Taking statins may reduce the vaccine efficacy against the A(H3N2) strain of the influenza virus, according to a recent study published in the Journal of Infectious Diseases. However, vaccine effectiveness for A(H1N1)pdm09 or type B strains of influenza was not affected.
Huong Q. McLean, PhD, MPH, of the Center for Clinical Epidemiology and Population Health at the Marshfield Clinic Research Foundation in Marshfield, Wisconsin and colleagues examined 3285 adults ≥ 45 years old with acute respiratory illness for 10 consecutive influenza seasons beginning in 2004-2005 and ending 2014-2015.
The researchers noted that earlier studies had shown that statins have proven anti-inflammatory effects, and older adults who usually take these medications are also more at risk for complications from influenza.
Patients were prospectively enrolled in the study, and divided into 4 groups: 1217 vaccinated patients who did not use statins (37%), 903 unvaccinated patients who did not use statins (27%), 847 (26%) vaccinated patients taking statin medication, and 318 unvaccinated patients taking statin medication (10%). Researchers noted that vaccination was confirmed for patients through a vaccine registry.
Dr McLean and colleagues reported, “Statin use modified vaccine effectiveness and influenza risk for A(H3N2) infection (P=.002), but not for A(H1N1)pdm09 or B (P=.2 and .4, respectively). Vaccine effectiveness against A(H3N2) was 45% (95% confidence interval [CI]: 27-59) among statin nonusers and -21 (CI: -84 to 20) among statin users.
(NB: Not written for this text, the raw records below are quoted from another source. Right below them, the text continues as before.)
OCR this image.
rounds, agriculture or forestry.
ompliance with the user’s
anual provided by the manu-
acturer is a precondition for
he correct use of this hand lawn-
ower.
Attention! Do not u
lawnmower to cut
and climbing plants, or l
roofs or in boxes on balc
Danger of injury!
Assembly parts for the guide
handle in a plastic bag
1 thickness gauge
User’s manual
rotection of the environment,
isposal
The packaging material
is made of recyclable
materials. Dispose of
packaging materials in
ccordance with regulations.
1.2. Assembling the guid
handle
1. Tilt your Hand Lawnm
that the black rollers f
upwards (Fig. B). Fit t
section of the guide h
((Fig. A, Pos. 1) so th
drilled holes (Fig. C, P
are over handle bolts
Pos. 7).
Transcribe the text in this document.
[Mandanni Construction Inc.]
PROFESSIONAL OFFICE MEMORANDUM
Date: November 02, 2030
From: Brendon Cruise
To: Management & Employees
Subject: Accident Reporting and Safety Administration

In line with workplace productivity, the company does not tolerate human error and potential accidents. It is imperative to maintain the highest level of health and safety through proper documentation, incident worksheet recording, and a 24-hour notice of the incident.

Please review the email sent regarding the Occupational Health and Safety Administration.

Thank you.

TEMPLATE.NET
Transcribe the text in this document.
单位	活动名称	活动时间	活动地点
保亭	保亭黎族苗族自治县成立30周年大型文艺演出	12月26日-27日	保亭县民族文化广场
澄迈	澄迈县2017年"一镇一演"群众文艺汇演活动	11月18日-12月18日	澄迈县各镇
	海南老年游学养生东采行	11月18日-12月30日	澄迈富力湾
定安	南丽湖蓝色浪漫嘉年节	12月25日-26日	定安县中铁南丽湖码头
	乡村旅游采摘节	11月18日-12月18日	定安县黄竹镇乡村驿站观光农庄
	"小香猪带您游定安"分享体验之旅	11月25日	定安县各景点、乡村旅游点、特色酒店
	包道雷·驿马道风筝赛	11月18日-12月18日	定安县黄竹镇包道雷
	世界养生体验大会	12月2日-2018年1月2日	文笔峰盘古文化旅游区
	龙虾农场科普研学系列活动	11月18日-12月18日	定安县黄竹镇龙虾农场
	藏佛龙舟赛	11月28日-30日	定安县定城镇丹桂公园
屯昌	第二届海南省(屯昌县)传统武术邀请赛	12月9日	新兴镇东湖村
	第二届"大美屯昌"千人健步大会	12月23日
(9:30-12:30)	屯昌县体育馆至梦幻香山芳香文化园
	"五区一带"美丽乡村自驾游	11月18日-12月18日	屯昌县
Vaccinated statin users had significant protection against A(H1N1)pdm09 (68%; CI: 19-87) and type B (48%; CI: 1-73).”
There were differences in hemagglutination inhibition (HI) titers between statin users and nonusers, with results much lower in patients taking the medication. In addition, Dr McLean and colleagues reported that the A(H3N2) geometric mean antibody titer (GMT) was 40% lower in patients taking statins. There was also 28% lower GMT against type B and A(H1N1)pdm09 but the researchers noted that “postvaccination titers against A(H3N2) in statin users were substantially higher than the regulatory threshold for seroprotection (1:40),” and that “statin-using adults who were seronegative at baseline had decreased immune response to A(H3N2) and type B, but not A(H1N1)pdm09.”
However, the investigators explained that the serologic response doesn’t fully explain why there is a decrease in VE for A(H3N2) for statin users.
“The biological basis for differential strain effects by subtype is uncertain. Further research is needed to confirm these findings and explore potential mechanisms for statin-induced effects on vaccine response and influenza severity,” Dr McLean and colleagues concluded.